Jack bajó las piernas de la cama de campaña y se sentó despacio.
– Tienen un signo -dijo-. Yo lo vi.
– Ah, no lo dudo -dijo Cody, cuyo entusiasmo no había decrecido lo más mínimo por el malhumor de Boyd-. He intentado hacerle signos pero no he conseguido nada. Supongo que los signos que ella conoce pertenecen a una convención distinta, debe de ser eso.
Dejó la grabadora sobre la mesa y se desperezó.
– Me parece que ya basta por hoy -comentó, y cogió su ejemplar de bolsillo, muy sobado, de Los siete pilares de la sabiduría, y volvió a concentrarse en Lawrence y en la sublevación que se había desarrollado en el desierto.
Boyd dejó de andar de un lado a otro y buscó algo en su mochila.
Swift se levantó de una de las sillas que estaban dispuestas en círculo alrededor de la jaula y fue a sentarse junto a Jack.
– ¿Cómo te encuentras? -le preguntó.
– Mucho mejor, gracias. ¿Sabes?, Boyd tiene razón. Apesta. Me parece que nunca más podré quitarme este olor de la nariz.
– Da por hecho que va a ser así -intervino Boyd, que echó una ojeada por la concha y advirtió que nadie le estaba prestando ninguna atención a Rebeca.
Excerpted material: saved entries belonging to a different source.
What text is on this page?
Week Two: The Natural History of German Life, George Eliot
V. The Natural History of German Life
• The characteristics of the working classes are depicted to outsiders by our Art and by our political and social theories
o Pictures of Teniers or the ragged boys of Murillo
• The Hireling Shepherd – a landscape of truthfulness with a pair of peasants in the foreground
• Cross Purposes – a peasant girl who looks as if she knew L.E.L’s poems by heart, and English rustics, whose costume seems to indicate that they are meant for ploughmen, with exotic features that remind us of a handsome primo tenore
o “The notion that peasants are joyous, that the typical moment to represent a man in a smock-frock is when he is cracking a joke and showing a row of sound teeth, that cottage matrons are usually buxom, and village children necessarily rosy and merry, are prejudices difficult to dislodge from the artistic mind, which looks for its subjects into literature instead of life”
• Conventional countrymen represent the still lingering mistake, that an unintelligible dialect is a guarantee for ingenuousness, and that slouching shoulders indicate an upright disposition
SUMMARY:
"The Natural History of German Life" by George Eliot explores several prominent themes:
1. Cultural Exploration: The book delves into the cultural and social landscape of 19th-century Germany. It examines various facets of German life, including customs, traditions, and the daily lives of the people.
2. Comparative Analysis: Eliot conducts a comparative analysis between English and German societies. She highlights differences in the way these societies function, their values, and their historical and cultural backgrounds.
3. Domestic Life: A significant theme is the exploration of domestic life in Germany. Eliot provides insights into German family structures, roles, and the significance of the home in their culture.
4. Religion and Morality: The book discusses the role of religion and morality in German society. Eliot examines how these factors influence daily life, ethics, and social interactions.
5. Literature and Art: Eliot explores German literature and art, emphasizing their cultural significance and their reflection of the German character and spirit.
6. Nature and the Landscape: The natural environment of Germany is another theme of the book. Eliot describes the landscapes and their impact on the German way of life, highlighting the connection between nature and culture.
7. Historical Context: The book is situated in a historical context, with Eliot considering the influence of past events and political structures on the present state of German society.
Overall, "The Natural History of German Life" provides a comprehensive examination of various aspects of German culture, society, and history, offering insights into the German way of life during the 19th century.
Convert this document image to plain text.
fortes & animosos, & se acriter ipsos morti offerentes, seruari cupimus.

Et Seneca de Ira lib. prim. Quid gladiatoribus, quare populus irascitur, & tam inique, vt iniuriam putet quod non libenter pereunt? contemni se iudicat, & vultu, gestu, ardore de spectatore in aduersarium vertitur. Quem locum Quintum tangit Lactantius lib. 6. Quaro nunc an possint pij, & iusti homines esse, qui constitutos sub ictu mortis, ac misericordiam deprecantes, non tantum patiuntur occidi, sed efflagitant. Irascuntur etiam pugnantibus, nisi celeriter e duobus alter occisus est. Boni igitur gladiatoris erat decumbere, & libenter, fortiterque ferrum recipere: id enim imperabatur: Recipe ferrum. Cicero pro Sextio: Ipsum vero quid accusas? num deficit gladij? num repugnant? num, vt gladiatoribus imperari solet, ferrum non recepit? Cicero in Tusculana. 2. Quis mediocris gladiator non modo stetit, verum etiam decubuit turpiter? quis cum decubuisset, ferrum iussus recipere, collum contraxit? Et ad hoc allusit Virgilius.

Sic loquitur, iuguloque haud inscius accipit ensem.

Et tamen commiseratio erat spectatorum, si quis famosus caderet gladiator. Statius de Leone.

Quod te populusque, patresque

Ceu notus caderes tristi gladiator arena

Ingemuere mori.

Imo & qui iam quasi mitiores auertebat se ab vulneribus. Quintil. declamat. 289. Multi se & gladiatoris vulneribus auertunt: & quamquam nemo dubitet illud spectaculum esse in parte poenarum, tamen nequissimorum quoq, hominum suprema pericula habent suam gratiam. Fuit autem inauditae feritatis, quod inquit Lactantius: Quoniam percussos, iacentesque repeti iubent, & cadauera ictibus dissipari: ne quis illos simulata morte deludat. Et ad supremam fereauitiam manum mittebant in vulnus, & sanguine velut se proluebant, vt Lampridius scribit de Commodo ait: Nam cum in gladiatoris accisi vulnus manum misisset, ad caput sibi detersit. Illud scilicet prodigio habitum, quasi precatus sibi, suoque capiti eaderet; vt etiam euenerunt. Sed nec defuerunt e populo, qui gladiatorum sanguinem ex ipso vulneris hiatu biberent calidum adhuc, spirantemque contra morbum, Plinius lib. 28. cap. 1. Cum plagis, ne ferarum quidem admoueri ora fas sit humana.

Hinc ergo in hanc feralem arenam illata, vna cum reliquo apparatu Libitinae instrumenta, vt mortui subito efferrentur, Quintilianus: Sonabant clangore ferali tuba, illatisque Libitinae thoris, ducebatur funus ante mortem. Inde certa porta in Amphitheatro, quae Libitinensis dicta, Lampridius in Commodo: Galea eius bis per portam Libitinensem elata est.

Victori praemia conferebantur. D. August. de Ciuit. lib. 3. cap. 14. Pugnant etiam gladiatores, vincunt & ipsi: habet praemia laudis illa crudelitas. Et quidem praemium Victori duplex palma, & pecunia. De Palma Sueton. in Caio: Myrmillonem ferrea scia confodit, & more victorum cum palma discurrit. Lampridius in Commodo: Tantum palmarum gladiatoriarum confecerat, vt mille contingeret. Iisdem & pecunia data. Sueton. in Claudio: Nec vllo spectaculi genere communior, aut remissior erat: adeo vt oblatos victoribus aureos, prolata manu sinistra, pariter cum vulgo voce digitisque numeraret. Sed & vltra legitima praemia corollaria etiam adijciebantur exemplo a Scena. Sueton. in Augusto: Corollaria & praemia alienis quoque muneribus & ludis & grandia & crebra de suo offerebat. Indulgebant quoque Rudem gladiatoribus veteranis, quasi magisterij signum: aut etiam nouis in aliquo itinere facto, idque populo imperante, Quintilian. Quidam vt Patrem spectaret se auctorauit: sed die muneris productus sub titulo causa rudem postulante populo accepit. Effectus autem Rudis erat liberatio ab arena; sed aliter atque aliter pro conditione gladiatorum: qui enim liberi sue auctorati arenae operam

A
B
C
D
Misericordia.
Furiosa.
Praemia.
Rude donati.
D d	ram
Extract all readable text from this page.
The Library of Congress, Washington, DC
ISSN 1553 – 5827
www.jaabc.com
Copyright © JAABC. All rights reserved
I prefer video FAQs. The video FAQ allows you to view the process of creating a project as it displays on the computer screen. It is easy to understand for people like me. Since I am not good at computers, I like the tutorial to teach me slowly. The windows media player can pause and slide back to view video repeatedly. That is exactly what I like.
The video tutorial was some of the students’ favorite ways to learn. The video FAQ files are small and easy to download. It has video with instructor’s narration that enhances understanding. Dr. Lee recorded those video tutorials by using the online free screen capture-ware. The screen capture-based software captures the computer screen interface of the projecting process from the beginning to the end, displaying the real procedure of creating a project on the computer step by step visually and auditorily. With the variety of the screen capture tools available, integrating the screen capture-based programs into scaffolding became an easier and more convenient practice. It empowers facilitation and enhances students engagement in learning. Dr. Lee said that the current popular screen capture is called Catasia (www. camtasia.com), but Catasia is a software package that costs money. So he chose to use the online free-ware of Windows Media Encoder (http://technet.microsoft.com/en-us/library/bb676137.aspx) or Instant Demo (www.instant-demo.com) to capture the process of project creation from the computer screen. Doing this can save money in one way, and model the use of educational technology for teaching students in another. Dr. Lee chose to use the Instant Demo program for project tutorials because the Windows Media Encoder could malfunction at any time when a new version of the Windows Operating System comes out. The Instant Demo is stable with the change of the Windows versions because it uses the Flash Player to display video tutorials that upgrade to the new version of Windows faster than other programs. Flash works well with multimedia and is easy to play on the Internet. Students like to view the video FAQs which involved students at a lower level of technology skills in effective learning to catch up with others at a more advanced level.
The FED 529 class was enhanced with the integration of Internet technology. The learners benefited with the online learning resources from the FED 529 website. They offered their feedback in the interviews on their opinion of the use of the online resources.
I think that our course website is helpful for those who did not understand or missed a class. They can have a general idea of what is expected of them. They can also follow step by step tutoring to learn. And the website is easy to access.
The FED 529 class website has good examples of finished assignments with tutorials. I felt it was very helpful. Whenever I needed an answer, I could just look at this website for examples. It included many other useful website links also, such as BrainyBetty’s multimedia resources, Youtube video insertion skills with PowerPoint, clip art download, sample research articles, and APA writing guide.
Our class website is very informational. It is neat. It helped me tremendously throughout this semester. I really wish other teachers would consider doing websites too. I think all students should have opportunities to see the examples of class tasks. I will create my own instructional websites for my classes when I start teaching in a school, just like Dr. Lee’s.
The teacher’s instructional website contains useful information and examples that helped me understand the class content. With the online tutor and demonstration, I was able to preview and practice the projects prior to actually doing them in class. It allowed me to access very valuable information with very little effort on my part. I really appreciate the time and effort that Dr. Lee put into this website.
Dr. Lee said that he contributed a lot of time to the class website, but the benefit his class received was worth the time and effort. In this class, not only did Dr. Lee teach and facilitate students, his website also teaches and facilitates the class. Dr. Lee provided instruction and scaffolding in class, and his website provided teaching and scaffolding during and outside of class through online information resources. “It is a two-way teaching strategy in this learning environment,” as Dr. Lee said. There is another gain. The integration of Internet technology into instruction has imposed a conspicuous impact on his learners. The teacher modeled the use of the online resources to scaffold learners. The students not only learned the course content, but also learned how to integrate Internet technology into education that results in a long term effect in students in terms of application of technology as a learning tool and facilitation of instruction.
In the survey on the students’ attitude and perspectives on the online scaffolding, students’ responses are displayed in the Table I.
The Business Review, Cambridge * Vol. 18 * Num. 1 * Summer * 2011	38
Cody estaba enfrascado en la lectura. Warner trabajaba con el ordenador. Jutta escuchaba música con su aparato estereofónico. El sirdar hojeaba una revista y bebía una taza de aquel asqueroso cha. Boyd vio que se le presentaba la oportunidad que había estado esperando tanto tiempo. Se acercó a la jaula y, haciéndose el distraído, empezó a pasar por la espalda de Rebeca, de arriba abajo, la cajita electrónica que había extraído de la mochila. El aparato era un radiómetro del tamaño de un fotómetro, una especie de contador Geiger muy perfeccionado. El radiómetro registraba cualquier presencia, por mínima que fuera, de radiactividad en la piel de Rebeca. Metió el brazo entre los barrotes de la jaula y acercó todo lo que pudo el radiómetro a las manos de la hembra de yeti. Esta vez la aguja se movió de manera significativa.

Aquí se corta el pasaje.